Namun kucuran debitnya kecil. Tak cukup memenuhi kebutuhan statistik backlog dan pertambahan keluarga baru. Itu bagaikan tamsilan mengisi bak air yang tak penuh-penuh. Wajar dikuatirkan jika FLPP tak sanggup menjadi beleids tunggal mengatasi backlog. Kontribusi pengembang-lah yang nyata kerja di garda terdepan membangun perumahan masyarakat berpenghasilan rendah (MBR).

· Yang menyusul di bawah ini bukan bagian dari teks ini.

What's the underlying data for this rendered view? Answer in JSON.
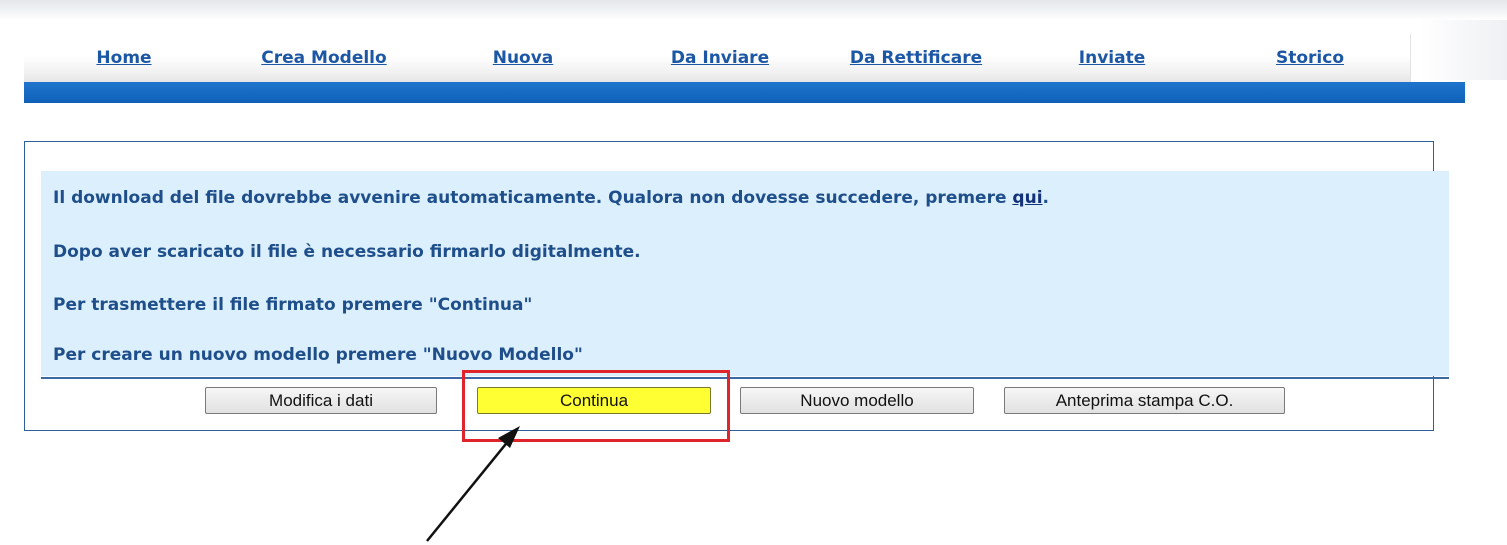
{
  "nav": {
    "tabs": [
      {
        "label": "Home"
      },
      {
        "label": "Crea Modello"
      },
      {
        "label": "Nuova"
      },
      {
        "label": "Da Inviare"
      },
      {
        "label": "Da Rettificare"
      },
      {
        "label": "Inviate"
      },
      {
        "label": "Storico"
      }
    ]
  },
  "message": {
    "line1_text": "Il download del file dovrebbe avvenire automaticamente. Qualora non dovesse succedere, premere ",
    "line1_link": "qui",
    "line1_end": ".",
    "line2": "Dopo aver scaricato il file è necessario firmarlo digitalmente.",
    "line3": "Per trasmettere il file firmato premere \"Continua\"",
    "line4": "Per creare un nuovo modello premere \"Nuovo Modello\""
  },
  "buttons": {
    "modify": "Modifica i dati",
    "continue": "Continua",
    "new_model": "Nuovo modello",
    "preview": "Anteprima stampa C.O."
  },
  "colors": {
    "tab_text": "#1c57a5",
    "nav_bar": "#1466bf",
    "message_bg": "#dceffd",
    "message_text": "#1f4f8b",
    "highlight_button": "#ffff33",
    "annotation_box": "#e0242c"
  }
}
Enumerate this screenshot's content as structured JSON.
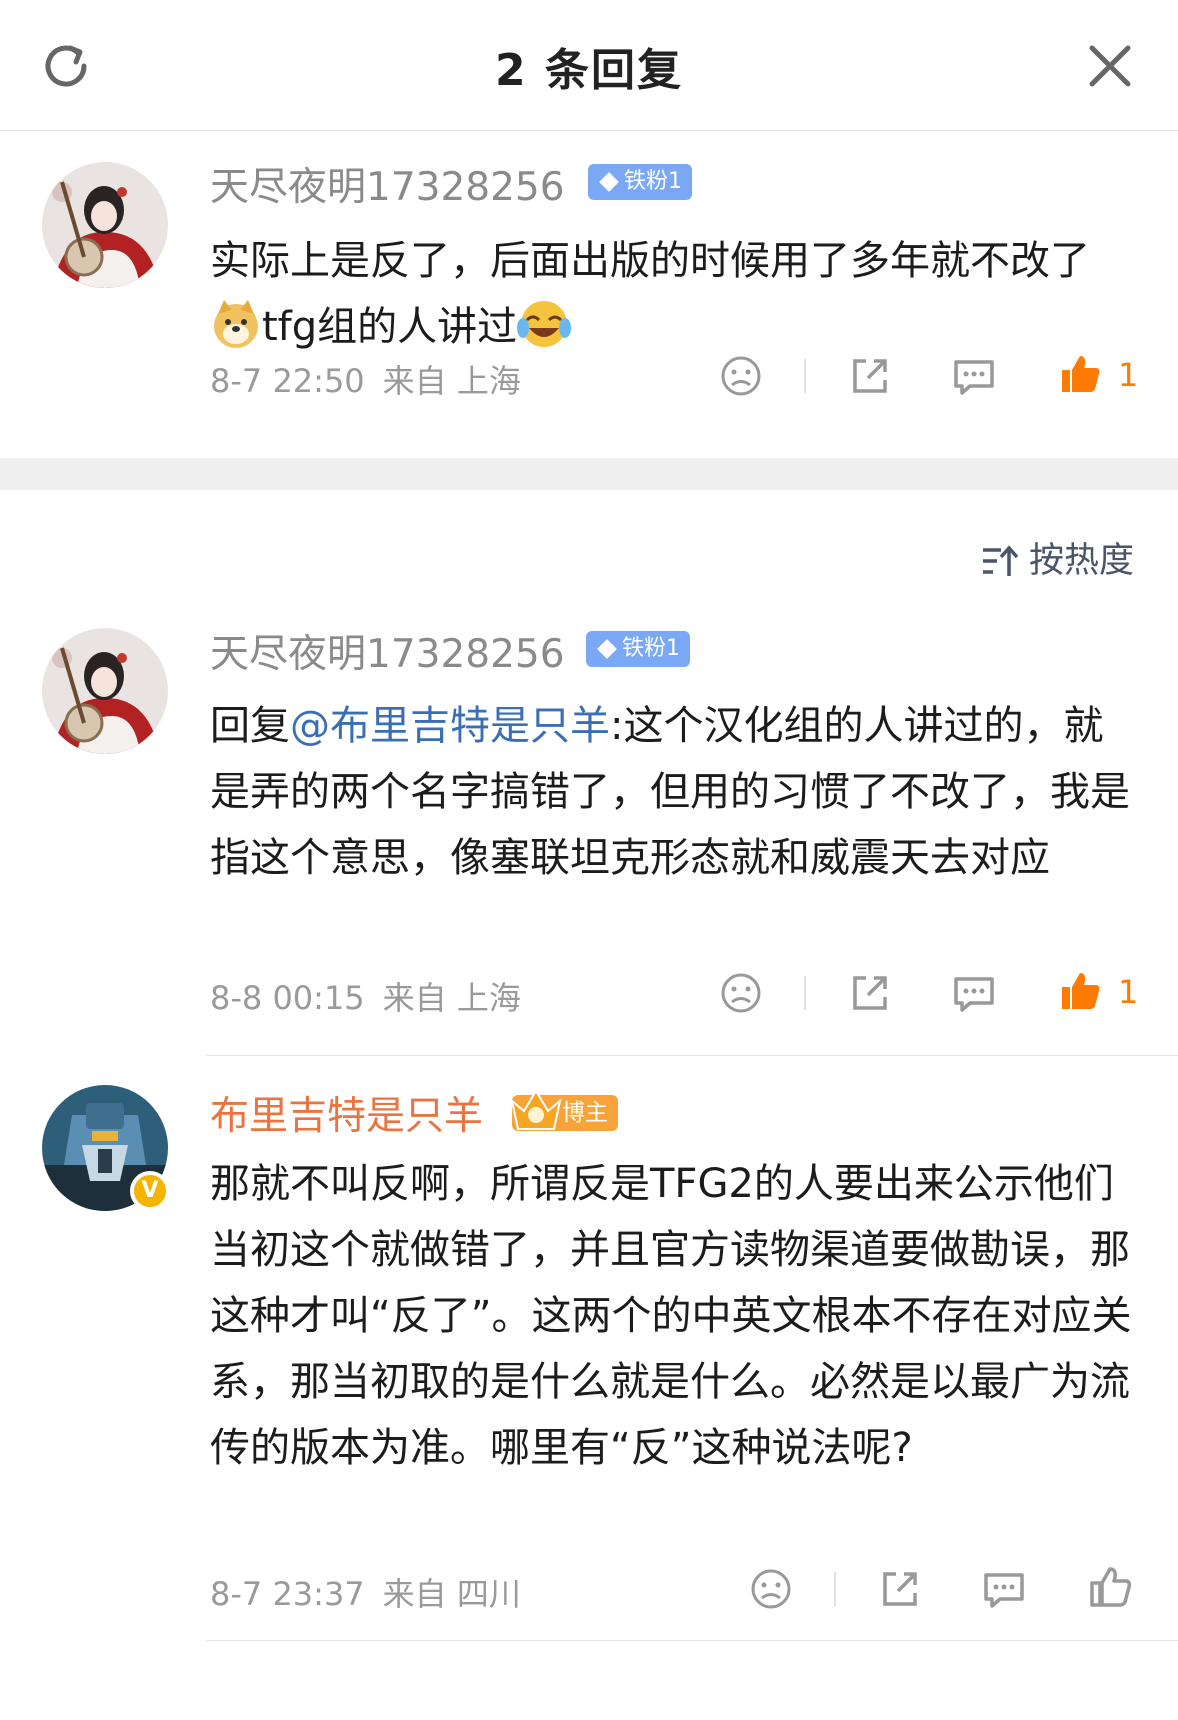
{
  "header": {
    "title": "2 条回复",
    "refresh_icon": "refresh-icon",
    "close_icon": "close-icon"
  },
  "comments": [
    {
      "username": "天尽夜明17328256",
      "badge": "铁粉1",
      "text_before": "实际上是反了，后面出版的时候用了多年就不改了",
      "text_middle": "tfg组的人讲过",
      "date": "8-7 22:50",
      "source": "来自 上海",
      "like_count": "1",
      "liked": true
    }
  ],
  "sort": {
    "label": "按热度"
  },
  "replies": [
    {
      "username": "天尽夜明17328256",
      "badge": "铁粉1",
      "reply_prefix": "回复",
      "mention": "@布里吉特是只羊",
      "text": ":这个汉化组的人讲过的，就是弄的两个名字搞错了，但用的习惯了不改了，我是指这个意思，像塞联坦克形态就和威震天去对应",
      "date": "8-8 00:15",
      "source": "来自 上海",
      "like_count": "1",
      "liked": true
    },
    {
      "username": "布里吉特是只羊",
      "badge": "博主",
      "verified_mark": "V",
      "text": "那就不叫反啊，所谓反是TFG2的人要出来公示他们当初这个就做错了，并且官方读物渠道要做勘误，那这种才叫“反了”。这两个的中英文根本不存在对应关系，那当初取的是什么就是什么。必然是以最广为流传的版本为准。哪里有“反”这种说法呢?",
      "date": "8-7 23:37",
      "source": "来自 四川",
      "like_count": "",
      "liked": false
    }
  ],
  "colors": {
    "like_active": "#ff7a00",
    "author_name": "#eb7340",
    "mention": "#3b6fb5",
    "fan_badge": "#7aa8f4",
    "bozhu_badge": "#f7a33a"
  },
  "icons": [
    "refresh-icon",
    "close-icon",
    "dislike-icon",
    "share-icon",
    "comment-icon",
    "like-icon",
    "sort-icon",
    "doge-emoji",
    "laugh-cry-emoji",
    "crown-icon"
  ]
}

Tanah: Biaya, Biaya, Biaya!
Dalam geneologi pembangunan perumahan, baik subsidi maupun komersial, bahkan perumahan komunitas pun sosial, faktor tanah adalah paling dominan. Bahwa benar 100%, penyediaan tanah menjadi faktor kunci mendaratkan pembangunan perumahan, hingga kini! Itu dalil yang tak goyah.

Untuk satu soal ini saja, yakni lungsuran beban sistemik atas kesenjangan penyediaan tanah untuk perumahan MBR, sungguh cukup berat, kawan. Bahkan soal paling besar nilai harga tanah dan ongkos biayanya berikut jamak kerumitannya.